Question

The quality control manager at a computer manufacturing company believes that the mean life of a computer is 102 months, with a variance of 100. If he is correct, what is the probability that the mean of a sample of 82 computers would be less than 105.29 months? Round your answer to four decimal places.

Answer 1

To find the probability that the mean of a sample of 82 computers would be less than 105.29 months, we can use the z-score and standard normal distribution table. We get, approximately 0.9726.

Step-by-step explanation:

To find the probability that the mean of a sample of 82 computers would be less than 105.29 months, we need to calculate the z-score and use the standard normal distribution table.

The z-score is calculated as:

z = (x - μ) / (√(σ^2 / n))

Where x is the sample mean, μ is the population mean, σ is the population standard deviation, and n is the sample size.

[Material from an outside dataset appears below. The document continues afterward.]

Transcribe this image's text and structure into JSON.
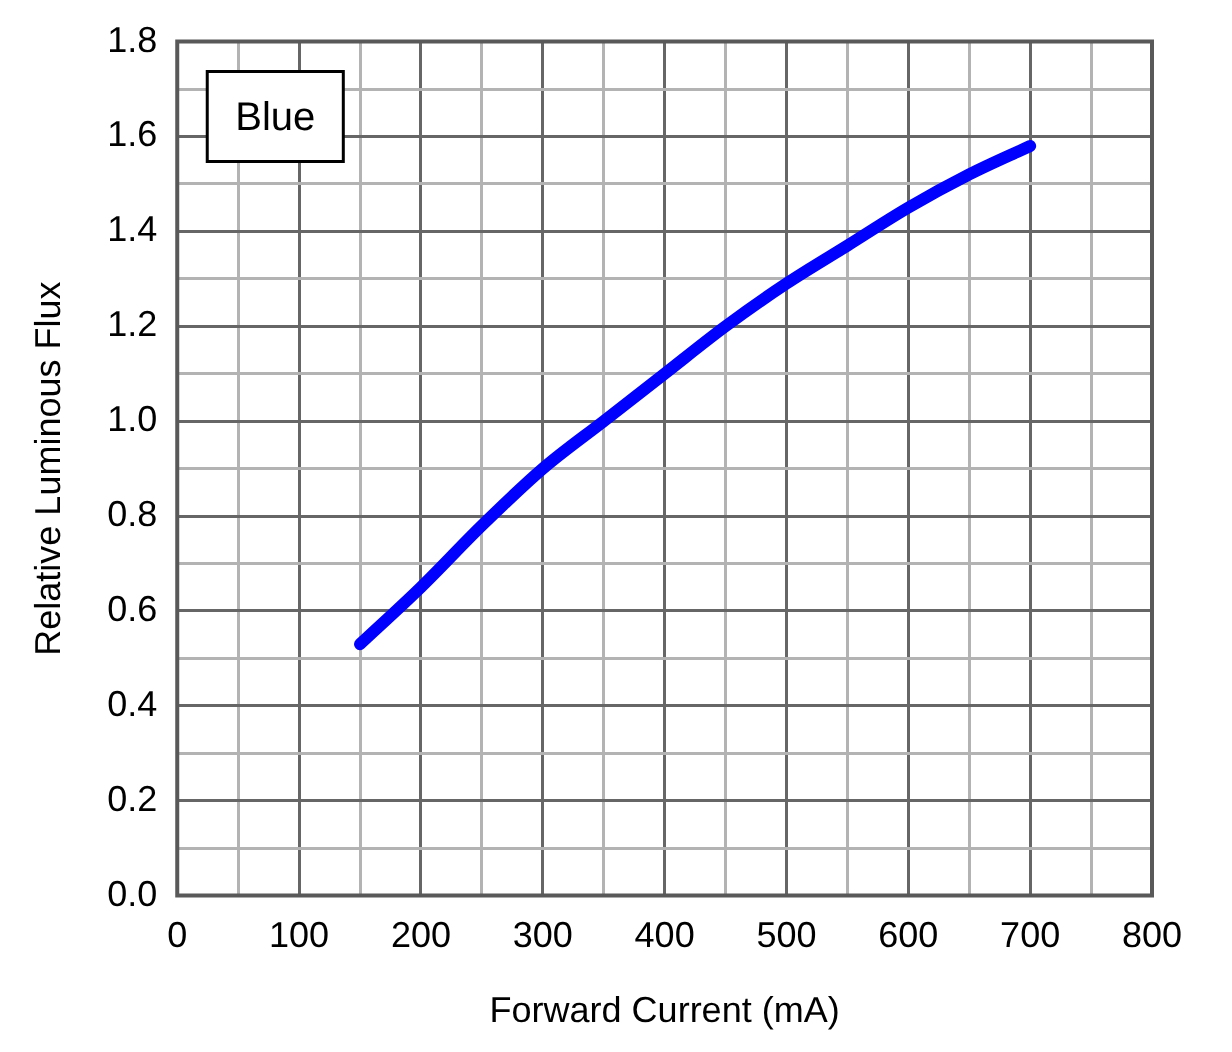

In this case, the population mean (μ) is 102 months, the population variance (σ^2) is 100, and the sample size (n) is 82.

Plugging these values into the formula, we have:

z = (105.29 - 102) / (√(100 / 82))

Solving for z, we get z = 1.924. Referencing the standard normal distribution table, we find that the probability of getting a z-score less than 1.924 is approximately 0.9726.

Therefore, the probability that the mean of a sample of 82 computers would be less than 105.29 months is approximately 0.9726.